Opbouw groepsspreekbeurt (= b)

In de inleiding houden de drie of vier hoofddeelnemers een spreekbeurt over hun deelonderwerp. De discussieleider belicht de algemene aspecten van het onderwerp en geeft de nodige achtergrondinformatie. De andere deelnemers gaan in op de argumenten van de voor - en tegenstanders wanneer het een beeldvormende discussie betreft. Gaat het om een probleemoplossend model dan licht elke deelnemer zijn oplossing uitgebreid toe.

De discussieleider noemt de stellingen en/of de gesprekspunten waarover gediscussieerd gaat worden. In de kern van de discussie doet de nevengroep mee door het stellen van kritische vragen, het weerleggen van argumenten en het geven van standpunten.

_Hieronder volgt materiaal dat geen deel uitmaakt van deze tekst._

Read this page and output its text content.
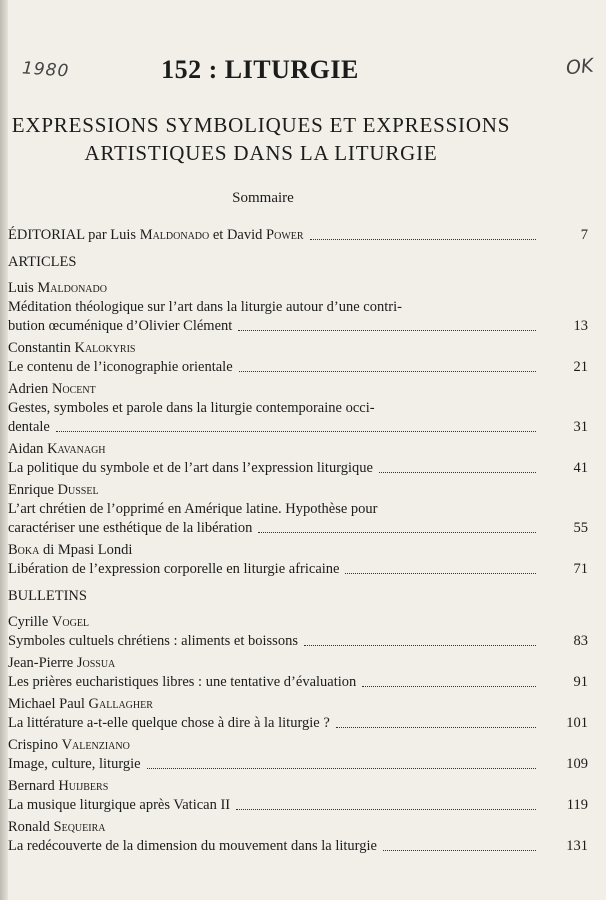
1980	OK
152 : LITURGIE
EXPRESSIONS SYMBOLIQUES ET EXPRESSIONS
ARTISTIQUES DANS LA LITURGIE
Sommaire
ÉDITORIAL par Luis Maldonado et David Power	7
ARTICLES
Luis Maldonado
Méditation théologique sur l’art dans la liturgie autour d’une contri-
bution œcuménique d’Olivier Clément	13
Constantin Kalokyris
Le contenu de l’iconographie orientale	21
Adrien Nocent
Gestes, symboles et parole dans la liturgie contemporaine occi-
dentale	31
Aidan Kavanagh
La politique du symbole et de l’art dans l’expression liturgique	41
Enrique Dussel
L’art chrétien de l’opprimé en Amérique latine. Hypothèse pour
caractériser une esthétique de la libération	55
Boka di Mpasi Londi
Libération de l’expression corporelle en liturgie africaine	71
BULLETINS
Cyrille Vogel
Symboles cultuels chrétiens : aliments et boissons	83
Jean-Pierre Jossua
Les prières eucharistiques libres : une tentative d’évaluation	91
Michael Paul Gallagher
La littérature a-t-elle quelque chose à dire à la liturgie ?	101
Crispino Valenziano
Image, culture, liturgie	109
Bernard Huijbers
La musique liturgique après Vatican II	119
Ronald Sequeira
La redécouverte de la dimension du mouvement dans la liturgie	131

De discussieleider bewaakt de voortgang, en zorgt voor de afsluiting op een soortgelijke manier als bij de groepsdiscussie. De evaluatie is analoog.

Opbouw documentatiemap

Voor het eerste discussiemodel bevat de documentatiemap de volgende onderdelen, naast de meest voor de hand liggende als inhoudsopgave, inleiding en bibliografie:

  • Een aantal artikelen waarin de stelling of probleemstelling centraal staat.

  • Een minisamenvatting per artikel. Als de artikelen overtuigend zijn, worden de argumenten geanalyseerd.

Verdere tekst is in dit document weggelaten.